Which brings him, of course, to the garden-variety garbage, a melange of smaller refuse that floats in from tankers, cruise ships, and fisherfolk, and which hems the ocean side of the park's narrow islands. "You got driftwood out there, Styrofoam floats, sandals, thongs, barrels full of unknown substances -- you name it," says Landrum. "We have volunteer cleanups every year, but we can hardly make a dent in it with just a weekend here and there." The deluge is so thick in spots it has stymied sea turtles hoping to nest on Elliott Key.

"There are bigger problems inside the park," Landrum concedes, "starting with water quality. But the derelict vessels, the garbage, is a day-in, day-out headache, something that just never goes away. And people don't realize how much it costs to get rid of the big junk. Anytime you work in water, you're talking three times as much to get the stuff dislodged and towed. Then you've got to chop the things up and pay a dump to take it."

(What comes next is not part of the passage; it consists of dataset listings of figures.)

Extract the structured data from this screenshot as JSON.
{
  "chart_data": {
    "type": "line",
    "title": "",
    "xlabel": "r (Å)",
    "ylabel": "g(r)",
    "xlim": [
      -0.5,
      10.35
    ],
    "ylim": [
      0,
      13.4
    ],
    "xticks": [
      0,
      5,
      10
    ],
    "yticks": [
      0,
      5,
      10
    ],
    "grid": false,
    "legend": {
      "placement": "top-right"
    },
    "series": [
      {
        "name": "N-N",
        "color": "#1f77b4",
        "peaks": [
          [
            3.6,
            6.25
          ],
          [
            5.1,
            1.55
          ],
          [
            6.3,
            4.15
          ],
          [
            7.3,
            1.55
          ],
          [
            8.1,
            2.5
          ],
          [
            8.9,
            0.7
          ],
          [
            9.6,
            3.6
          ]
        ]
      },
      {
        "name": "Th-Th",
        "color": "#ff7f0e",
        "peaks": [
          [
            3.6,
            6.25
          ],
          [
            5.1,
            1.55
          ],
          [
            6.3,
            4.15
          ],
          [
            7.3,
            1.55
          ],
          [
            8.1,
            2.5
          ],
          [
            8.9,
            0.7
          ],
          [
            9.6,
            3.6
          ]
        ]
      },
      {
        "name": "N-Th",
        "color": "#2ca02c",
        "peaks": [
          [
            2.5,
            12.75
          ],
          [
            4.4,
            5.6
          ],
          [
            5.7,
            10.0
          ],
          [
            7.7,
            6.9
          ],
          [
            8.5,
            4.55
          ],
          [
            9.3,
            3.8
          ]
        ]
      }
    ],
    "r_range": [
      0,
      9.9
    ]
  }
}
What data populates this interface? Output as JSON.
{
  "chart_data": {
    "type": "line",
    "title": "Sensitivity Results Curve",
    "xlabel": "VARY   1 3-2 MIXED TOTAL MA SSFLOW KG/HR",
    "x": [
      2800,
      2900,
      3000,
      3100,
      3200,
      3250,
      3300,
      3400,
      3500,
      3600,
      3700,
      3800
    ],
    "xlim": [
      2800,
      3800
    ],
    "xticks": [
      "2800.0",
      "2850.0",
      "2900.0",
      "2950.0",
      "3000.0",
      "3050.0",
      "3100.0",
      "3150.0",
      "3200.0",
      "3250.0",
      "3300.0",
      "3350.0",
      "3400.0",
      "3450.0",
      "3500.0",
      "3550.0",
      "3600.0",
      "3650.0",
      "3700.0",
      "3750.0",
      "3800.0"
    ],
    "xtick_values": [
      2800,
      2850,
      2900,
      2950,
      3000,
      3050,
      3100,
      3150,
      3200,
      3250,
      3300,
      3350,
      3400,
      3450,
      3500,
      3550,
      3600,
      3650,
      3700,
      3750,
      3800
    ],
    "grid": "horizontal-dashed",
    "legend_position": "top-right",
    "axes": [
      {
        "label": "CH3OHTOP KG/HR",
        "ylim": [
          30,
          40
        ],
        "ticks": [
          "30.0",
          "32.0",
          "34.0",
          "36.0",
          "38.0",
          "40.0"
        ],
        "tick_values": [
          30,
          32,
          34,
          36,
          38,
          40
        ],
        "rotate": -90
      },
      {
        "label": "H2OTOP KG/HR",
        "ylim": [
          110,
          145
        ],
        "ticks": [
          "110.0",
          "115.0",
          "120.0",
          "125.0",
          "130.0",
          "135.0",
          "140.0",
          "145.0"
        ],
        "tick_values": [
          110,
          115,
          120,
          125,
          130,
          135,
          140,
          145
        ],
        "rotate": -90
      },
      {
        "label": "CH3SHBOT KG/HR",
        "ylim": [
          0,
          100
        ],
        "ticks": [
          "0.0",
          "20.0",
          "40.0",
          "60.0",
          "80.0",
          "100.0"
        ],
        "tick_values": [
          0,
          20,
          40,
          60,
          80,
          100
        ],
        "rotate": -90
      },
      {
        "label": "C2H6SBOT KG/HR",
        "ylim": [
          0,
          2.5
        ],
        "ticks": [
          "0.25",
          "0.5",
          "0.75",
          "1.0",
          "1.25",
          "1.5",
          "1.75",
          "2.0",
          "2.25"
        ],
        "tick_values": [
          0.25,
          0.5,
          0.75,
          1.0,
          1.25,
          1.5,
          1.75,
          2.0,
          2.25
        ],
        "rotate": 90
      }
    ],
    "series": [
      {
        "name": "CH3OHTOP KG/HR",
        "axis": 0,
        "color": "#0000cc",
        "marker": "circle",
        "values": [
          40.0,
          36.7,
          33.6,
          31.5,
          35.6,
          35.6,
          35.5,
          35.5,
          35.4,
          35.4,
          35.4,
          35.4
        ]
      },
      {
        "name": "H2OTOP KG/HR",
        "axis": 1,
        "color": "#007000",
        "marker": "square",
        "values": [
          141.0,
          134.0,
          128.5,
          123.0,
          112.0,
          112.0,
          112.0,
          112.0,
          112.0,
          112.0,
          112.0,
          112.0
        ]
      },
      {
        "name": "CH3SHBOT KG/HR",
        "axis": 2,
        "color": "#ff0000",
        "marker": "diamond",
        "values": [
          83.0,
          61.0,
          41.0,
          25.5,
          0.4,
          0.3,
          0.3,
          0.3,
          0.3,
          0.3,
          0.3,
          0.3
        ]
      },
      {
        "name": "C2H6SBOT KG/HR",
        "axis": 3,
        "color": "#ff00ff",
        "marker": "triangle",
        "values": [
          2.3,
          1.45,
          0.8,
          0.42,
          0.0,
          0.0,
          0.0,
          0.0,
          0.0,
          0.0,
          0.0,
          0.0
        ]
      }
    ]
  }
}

This past September, for instance, park rangers spent an estimated $5000 in cash and labor over three weeks to dispose of a trimaran found wallowing in the seagrass at the southern end of the park. "It was a lot like that one," says Landrum, again passing by the battered trimaran docked a few hundred feet from park headquarters. Landrum says he isn't sure how long it will take to scrape up the money and manpower to get rid of this newest find. But in the meantime he has settled on a name for the vessel. He's decided to christen her The Albatross.